Se Hegel fosse stato donna sarebbe stato Hegel?
«Ai suoi tempi poteva solo essere uomo e lo ha confermato facendo otto figli. A lui il merito di avere messo in luce la parcellizzazione del mondo e di avere escluso la possibilità di un cambiamento senza lo sforzo di cogliere la totalità del puzzle. Oggi, molto più che in altre epoche storiche, c’è bisogno della filosofia: per trovare un’unità di senso nel caos».
Così poi continuano a dire che i filosofi non hanno i piedi per terra. Ha cominciato Voltaire: ’Quando colui che ascolta non capisce colui che parla e colui che parla non sa cosa stia dicendo: questa è filosofia’.
«Voltaire criticava ironizzando tutto un atteggiamento culturale. A volte sì, i filosofi non si fanno capire. E sono spesso topi da biblioteca. Ma dai libri si affacciano alla vita. Non era il mio temperamento, però io sono stata un topo per anni: il punto è inchiodarsi alla sedia e portare avanti un corpo a corpo con il pensiero».
La filosofia ha in sé qualcosa di rivoluzionario e pericoloso. Significa dubitare, interrogarsi sulla libertà, mettersi in crisi. Non le sembra che la donna sia perfetta per il ruolo? Pensi alle streghe. Oppure a Elon Musk.

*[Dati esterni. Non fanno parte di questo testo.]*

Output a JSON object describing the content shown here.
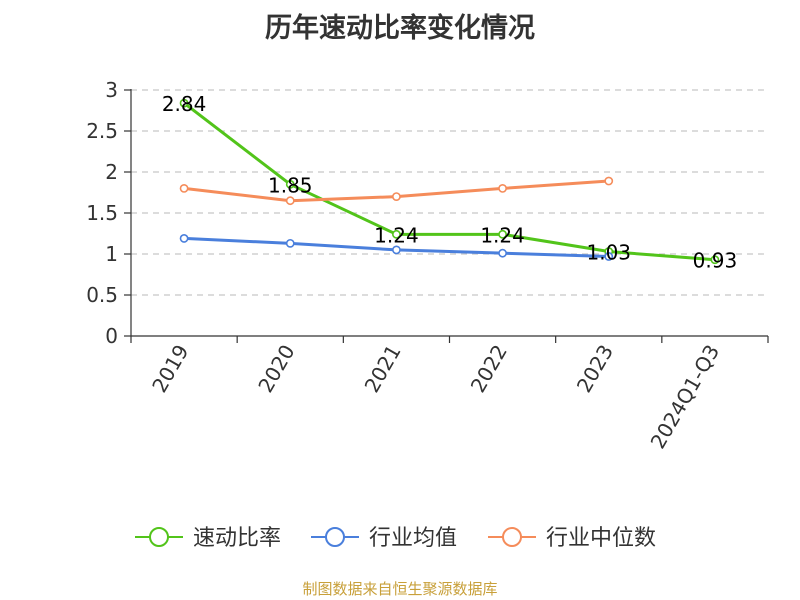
{
  "chart_data": {
    "type": "line",
    "title": "历年速动比率变化情况",
    "categories": [
      "2019",
      "2020",
      "2021",
      "2022",
      "2023",
      "2024Q1-Q3"
    ],
    "ylim": [
      0,
      3
    ],
    "yticks": [
      "0",
      "0.5",
      "1",
      "1.5",
      "2",
      "2.5",
      "3"
    ],
    "grid": true,
    "legend_position": "bottom",
    "series": [
      {
        "name": "速动比率",
        "color": "#52c41a",
        "values": [
          2.84,
          1.85,
          1.24,
          1.24,
          1.03,
          0.93
        ],
        "labels": [
          "2.84",
          "1.85",
          "1.24",
          "1.24",
          "1.03",
          "0.93"
        ]
      },
      {
        "name": "行业均值",
        "color": "#4a7fdc",
        "values": [
          1.19,
          1.13,
          1.05,
          1.01,
          0.97,
          null
        ]
      },
      {
        "name": "行业中位数",
        "color": "#f58c5a",
        "values": [
          1.8,
          1.65,
          1.7,
          1.8,
          1.89,
          null
        ]
      }
    ]
  },
  "source": "制图数据来自恒生聚源数据库"
}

«Kant diceva: sapere aude. Abbi il coraggio di conoscere. E a scuola abbiamo tutti imparato il suo epitaffio: la legge morale in me e il cielo stellato sopra di me. Questo è rivoluzionario. Alle streghe riconosco la forza eversiva. Quanto a Musk, non mi sembra abbia dietro grande ricchezza culturale. Ma a proposito di aziende: quelle illuminate incominciano a capire di avere bisogno di un filosofo per dare elasticità e profondità alla gestione. Anche alla gestione etica dell’intelligenza artificiale».
Prendiamola con filosofia. Ci regala una pillola di incoraggiamento?
«È del filosofo José Ortega y Gasset: ’Meglio il cammino del riposo’. La vita e il pensiero devono andare avanti, siamo tutti soggetti in marcia. Semplice no?».